Trablisa seguirá siendo la empresa encargada de la seguridad del aeropuerto de San Pablo. El consejo de administración de Aena Aeropuertos ha aprobado, en su última reunión, la adjudicación de los servicios de seguridad en 41 aeropuertos de su red por un importe total de 54,3 millones de euros y un plazo de duración de un año, prorrogable anualmente hasta dos, previo acuerdo entre las partes.

En Sevilla seguirá siendo Trablisa la adjudicataria del servicio de seguridad.

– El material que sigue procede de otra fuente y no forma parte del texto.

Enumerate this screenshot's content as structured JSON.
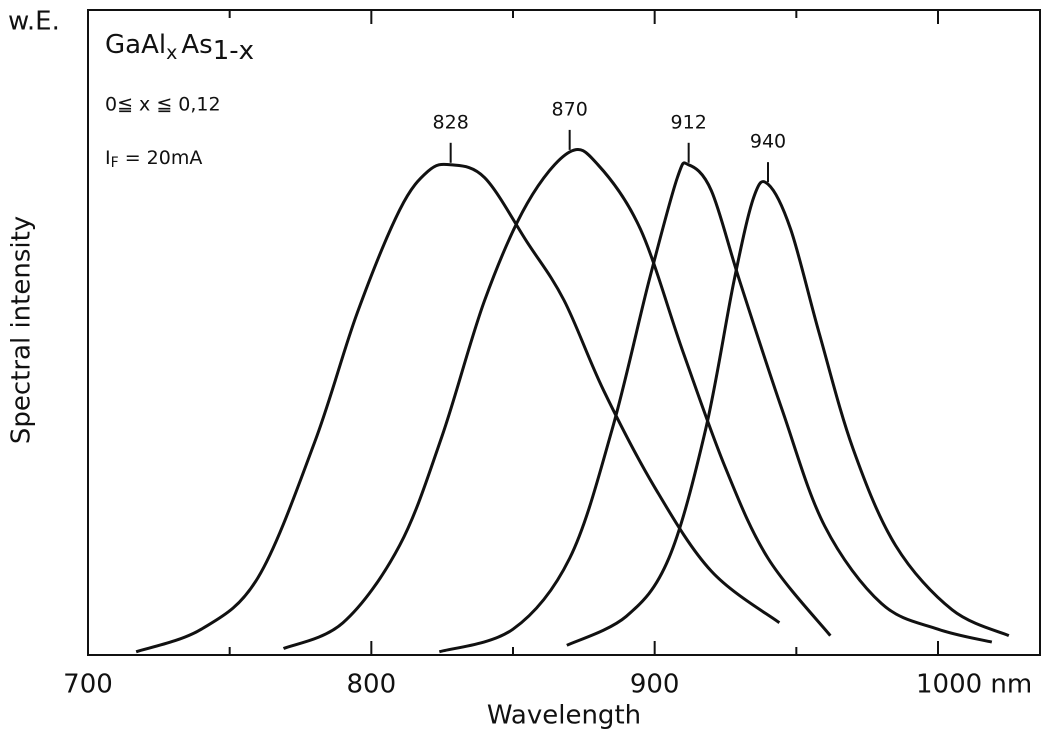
{
  "chart_data": {
    "type": "line",
    "y_unit_label": "w.E.",
    "xlabel": "Wavelength",
    "ylabel": "Spectral intensity",
    "formula": {
      "base1": "GaAl",
      "sub1": "x",
      "base2": "As",
      "sub2": "1-x"
    },
    "range_note": "0≦ x ≦ 0,12",
    "current_note": {
      "base": "I",
      "sub": "F",
      "rest": " = 20mA"
    },
    "xlim": [
      700,
      1036
    ],
    "ylim": [
      0,
      1
    ],
    "xticks": [
      700,
      800,
      900,
      {
        "value": 1000,
        "label": "1000 nm"
      }
    ],
    "xminorticks": [
      750,
      850,
      950
    ],
    "color": "#111111",
    "series": [
      {
        "name": "828",
        "x": [
          717,
          740,
          760,
          780,
          795,
          810,
          820,
          828,
          840,
          855,
          868,
          882,
          900,
          920,
          944
        ],
        "values": [
          0.005,
          0.04,
          0.12,
          0.33,
          0.53,
          0.69,
          0.75,
          0.76,
          0.74,
          0.64,
          0.55,
          0.41,
          0.26,
          0.13,
          0.05
        ]
      },
      {
        "name": "870",
        "x": [
          769,
          790,
          810,
          825,
          840,
          855,
          870,
          880,
          895,
          910,
          925,
          940,
          962
        ],
        "values": [
          0.01,
          0.05,
          0.17,
          0.34,
          0.55,
          0.7,
          0.78,
          0.76,
          0.66,
          0.47,
          0.29,
          0.15,
          0.03
        ]
      },
      {
        "name": "912",
        "x": [
          824,
          850,
          870,
          885,
          898,
          908,
          912,
          920,
          930,
          945,
          960,
          980,
          1000,
          1019
        ],
        "values": [
          0.005,
          0.04,
          0.15,
          0.35,
          0.58,
          0.74,
          0.76,
          0.72,
          0.58,
          0.38,
          0.2,
          0.08,
          0.04,
          0.02
        ]
      },
      {
        "name": "940",
        "x": [
          869,
          890,
          905,
          918,
          928,
          935,
          940,
          948,
          958,
          970,
          985,
          1005,
          1025
        ],
        "values": [
          0.015,
          0.06,
          0.15,
          0.35,
          0.58,
          0.71,
          0.73,
          0.66,
          0.5,
          0.32,
          0.17,
          0.07,
          0.03
        ]
      }
    ]
  }
}
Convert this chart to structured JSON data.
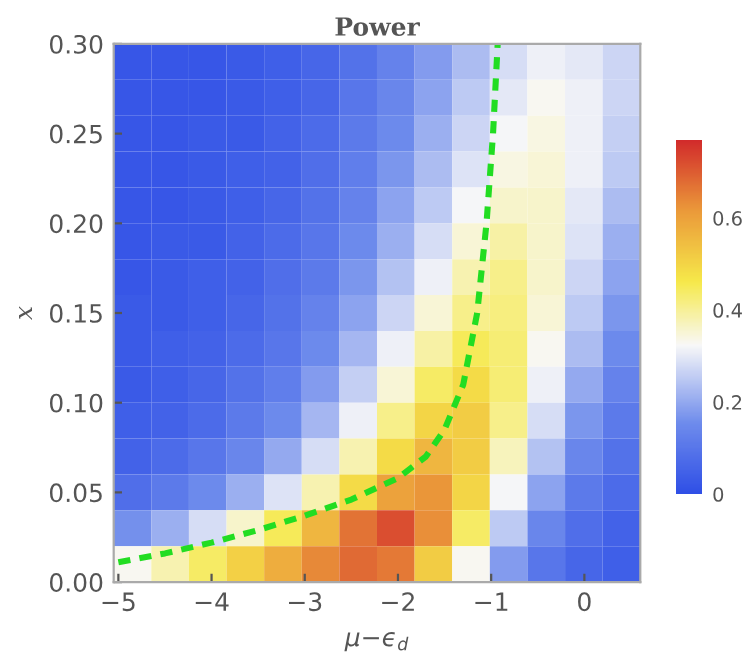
{
  "chart_data": {
    "type": "heatmap",
    "title": "Power",
    "xlabel": "μ−ϵ$_{d}$",
    "ylabel": "x",
    "xlim": [
      -5.05,
      0.6
    ],
    "ylim": [
      0,
      0.3
    ],
    "xticks": [
      {
        "value": -5,
        "label": "−5"
      },
      {
        "value": -4,
        "label": "−4"
      },
      {
        "value": -3,
        "label": "−3"
      },
      {
        "value": -2,
        "label": "−2"
      },
      {
        "value": -1,
        "label": "−1"
      },
      0
    ],
    "yticks": [
      {
        "value": 0,
        "label": "0.00"
      },
      {
        "value": 0.05,
        "label": "0.05"
      },
      {
        "value": 0.1,
        "label": "0.10"
      },
      {
        "value": 0.15,
        "label": "0.15"
      },
      {
        "value": 0.2,
        "label": "0.20"
      },
      {
        "value": 0.25,
        "label": "0.25"
      },
      {
        "value": 0.3,
        "label": "0.30"
      }
    ],
    "clim": [
      0,
      0.77
    ],
    "cticks": [
      0,
      0.2,
      0.4,
      0.6
    ],
    "cells": [
      [
        0.02,
        0.02,
        0.02,
        0.03,
        0.04,
        0.06,
        0.09,
        0.13,
        0.18,
        0.23,
        0.28,
        0.31,
        0.3,
        0.27
      ],
      [
        0.02,
        0.02,
        0.02,
        0.03,
        0.04,
        0.06,
        0.1,
        0.14,
        0.19,
        0.25,
        0.3,
        0.33,
        0.31,
        0.27
      ],
      [
        0.02,
        0.02,
        0.03,
        0.03,
        0.05,
        0.07,
        0.11,
        0.15,
        0.21,
        0.27,
        0.32,
        0.34,
        0.31,
        0.26
      ],
      [
        0.02,
        0.02,
        0.03,
        0.04,
        0.05,
        0.08,
        0.12,
        0.17,
        0.23,
        0.29,
        0.34,
        0.35,
        0.31,
        0.25
      ],
      [
        0.02,
        0.02,
        0.03,
        0.04,
        0.06,
        0.09,
        0.13,
        0.19,
        0.25,
        0.32,
        0.36,
        0.36,
        0.3,
        0.23
      ],
      [
        0.02,
        0.03,
        0.03,
        0.05,
        0.07,
        0.1,
        0.15,
        0.21,
        0.28,
        0.35,
        0.39,
        0.36,
        0.29,
        0.21
      ],
      [
        0.02,
        0.03,
        0.04,
        0.05,
        0.08,
        0.11,
        0.17,
        0.24,
        0.31,
        0.38,
        0.41,
        0.36,
        0.27,
        0.19
      ],
      [
        0.03,
        0.03,
        0.04,
        0.06,
        0.09,
        0.13,
        0.19,
        0.27,
        0.35,
        0.41,
        0.42,
        0.35,
        0.25,
        0.17
      ],
      [
        0.03,
        0.04,
        0.05,
        0.07,
        0.1,
        0.15,
        0.22,
        0.31,
        0.39,
        0.45,
        0.43,
        0.33,
        0.23,
        0.15
      ],
      [
        0.03,
        0.04,
        0.06,
        0.09,
        0.12,
        0.18,
        0.26,
        0.35,
        0.44,
        0.49,
        0.43,
        0.31,
        0.2,
        0.13
      ],
      [
        0.04,
        0.05,
        0.07,
        0.11,
        0.15,
        0.22,
        0.31,
        0.41,
        0.5,
        0.52,
        0.41,
        0.28,
        0.17,
        0.11
      ],
      [
        0.05,
        0.07,
        0.1,
        0.14,
        0.2,
        0.28,
        0.38,
        0.49,
        0.56,
        0.52,
        0.37,
        0.24,
        0.14,
        0.09
      ],
      [
        0.08,
        0.11,
        0.15,
        0.21,
        0.29,
        0.38,
        0.49,
        0.6,
        0.62,
        0.5,
        0.32,
        0.19,
        0.11,
        0.07
      ],
      [
        0.16,
        0.21,
        0.28,
        0.36,
        0.45,
        0.56,
        0.67,
        0.72,
        0.63,
        0.44,
        0.25,
        0.14,
        0.08,
        0.05
      ],
      [
        0.33,
        0.38,
        0.44,
        0.51,
        0.58,
        0.64,
        0.68,
        0.66,
        0.52,
        0.33,
        0.18,
        0.1,
        0.06,
        0.04
      ]
    ],
    "series": [
      {
        "type": "line",
        "color": "#22dd22",
        "line_style": "dashed",
        "x": [
          -5.0,
          -4.5,
          -4.0,
          -3.5,
          -3.0,
          -2.5,
          -2.0,
          -1.7,
          -1.5,
          -1.3,
          -1.15,
          -1.05,
          -0.98,
          -0.93
        ],
        "values": [
          0.011,
          0.016,
          0.022,
          0.029,
          0.037,
          0.046,
          0.058,
          0.07,
          0.085,
          0.11,
          0.15,
          0.2,
          0.25,
          0.3
        ]
      }
    ]
  }
}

Con un importe de 1.975.540 euros dicha empresa se encargará de garantizar la seguridad de los viajeros bajo los criterios establecidos por Aena. En el caso del aeropuerto de San Pablo, la empresa repite y, no es para menos, ya que una de sus trabajadoras se hizo con el premio a la Excelencia por la calidad de su servicio.

Entre las máximas que Aena Aeropuertos ha tenido en cuenta para llevar a cabo estas adjudicaciones está el lograr, con la ayuda de las empresas adjudicatarias, incrementar la calidad de los servicios de seguridad y mejorar la atención a los pasajeros, de manera que se encuentre el mejor equilibrio entre los necesarios servicios y procesos de seguridad aeroportuaria y la comodidad de los usuarios.

Estos puntos clave, a los que se ha dado gran importancia, están contemplados dentro del Plan de Excelencia en Filtros de Seguridad desarrollado por Aena Aeropuertos y atienden también a las directrices del Plan de Infraestructuras, Transporte y Vivienda (PITVI) elaborado por el Ministerio de Fomento.

En esta misma línea, con objeto de prestar un servicio de seguridad de máxima calidad, se ha exigido a las empresas adjudicatarias disponer y aplicar un Sistema de Gestión de Calidad, que será auditado anualmente por una empresa ajena e independiente a fin de determinar la percepción que tienen los usuarios de dicho servicio.

Asimismo, a fin de mejorar la atención al pasajero, las empresas han tenido que presentar un Plan de Gestión de Reclamaciones para garantizar, entre otros aspectos, la tramitación del 100% de las reclamaciones recibidas relativas a los servicios de seguridad y minimizar el número de reclamaciones presentadas, realizando una labor de información y buen trato en el momento en que un pasajero manifieste su disconformidad con el trato recibido.